A brilliant scholar by the name of Dr. Michael J. Hyde wrote of the concept of home.
Home is a place where the door is open, we are free to be ourselves in a safe place, and a place where dialog, connection, peace and rest can happen. Dr. Hyde's concept of home is not necessarily defined as a physical space, but as a state of being. Home does not have to be confined within four physical walls, but within the space created by having relationship and community with another person. Of course Dr. Hyde's description goes much deeper than these few descriptive lines, but even this brief description can have a profound effect on how we understand the idea of creating a home.
If we apply this idea of home to ourselves and our own experiences, we can see the impact it has a bit clearer.
Whether this home is an actual structure or simply metaphorical, we have all probably had an experience with feeling at home. We have joined a group, entered a home, stepped into an organization, or encountered a single person that we feel at ease with. Conversation is easy and honest. Guards are let down. We feel like we belong and that we are welcome. There have also been times that we felt like an invited guest into someone else's space. Small groups, co-workers, or individuals allow us to be there, but the boundary between us and them is never quite breached. It often feels awkward, frustrating, and tiring as the space never truly becomes mutual space- it belongs to them and we are a guest in it.
As moms, parents, caretakers or people that have an influence in other's lives, we are continually creating or potentially demolishing "homes".
Certainly every interaction that we have with others does not require us to put out the welcome mat, prepare a feast, and offer out our space for others to stay in. But, with each interaction, we give a glimpse of what our home is and how we create it. Some of our interactions will be a calling to others to step over our threshold at our invite, have a seat on a comfy couch, enjoy a nice cup o' java, and feel like they belong. Other interactions could be like an unexpected appearance to a party where the un-invited guest is let in out of courtesy, but sits in the hard wooden chair in the corner - being nothing but a guest and an observer of the party. As the master of the house, we can be the difference between another feeling like a guest, or feeling like they are home.
We each have a choice on whether to create an inviting space or not. We have personal boundaries that affect who we open the door for and who we do not. Although it is a choice, sometimes it is a responsibility - and not always an easy one to fulfill.
So how do we create a "home space" that invites others in?
1. Listen - Take the time to not just hear the words that others are saying, but truly listen. That means to take an interest in what they are saying and realize the importance that those words have to the other. Don't spend the time you are hearing them crafting a response to them.
2. Don't Judge - Each person has a back story to their lives that has created who they are, how they think, and how they interact. Usually, we have more in common than we know. When we judge them, we are really judging ourselves.

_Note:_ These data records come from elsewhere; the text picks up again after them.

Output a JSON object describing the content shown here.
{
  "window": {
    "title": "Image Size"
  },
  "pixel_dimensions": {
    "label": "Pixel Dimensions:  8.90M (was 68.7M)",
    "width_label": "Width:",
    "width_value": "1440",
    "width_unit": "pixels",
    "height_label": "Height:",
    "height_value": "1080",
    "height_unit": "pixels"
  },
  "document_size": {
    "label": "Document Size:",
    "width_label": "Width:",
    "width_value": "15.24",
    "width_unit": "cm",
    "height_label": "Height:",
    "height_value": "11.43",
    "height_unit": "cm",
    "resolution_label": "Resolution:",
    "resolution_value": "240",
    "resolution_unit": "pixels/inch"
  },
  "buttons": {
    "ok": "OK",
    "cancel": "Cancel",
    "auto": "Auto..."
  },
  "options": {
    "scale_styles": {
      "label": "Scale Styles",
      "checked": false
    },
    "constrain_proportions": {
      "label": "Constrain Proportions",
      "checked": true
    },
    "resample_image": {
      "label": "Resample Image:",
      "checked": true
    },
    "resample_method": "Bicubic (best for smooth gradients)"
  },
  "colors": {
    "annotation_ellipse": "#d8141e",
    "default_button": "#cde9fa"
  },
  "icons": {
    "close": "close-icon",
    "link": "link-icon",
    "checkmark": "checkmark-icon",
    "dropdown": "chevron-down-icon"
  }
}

3. Set Aside Our Own Agenda - Truly be in the interaction to have connection with the person for who they are - not for what they can do for us. Think of the connection as unconditional.
4. Extend the Invitation - Most people don't like to impose, even when it comes to simply starting a friendship or a conversation. Extend the invitation through a conversation, a genuine question or common interest. If they fail to RSVP, send the invite again and leave it open ended. If and when they are ready, they will join you.
When was the last time you were made to feel at home?
Have you ever been called to create that for someone else?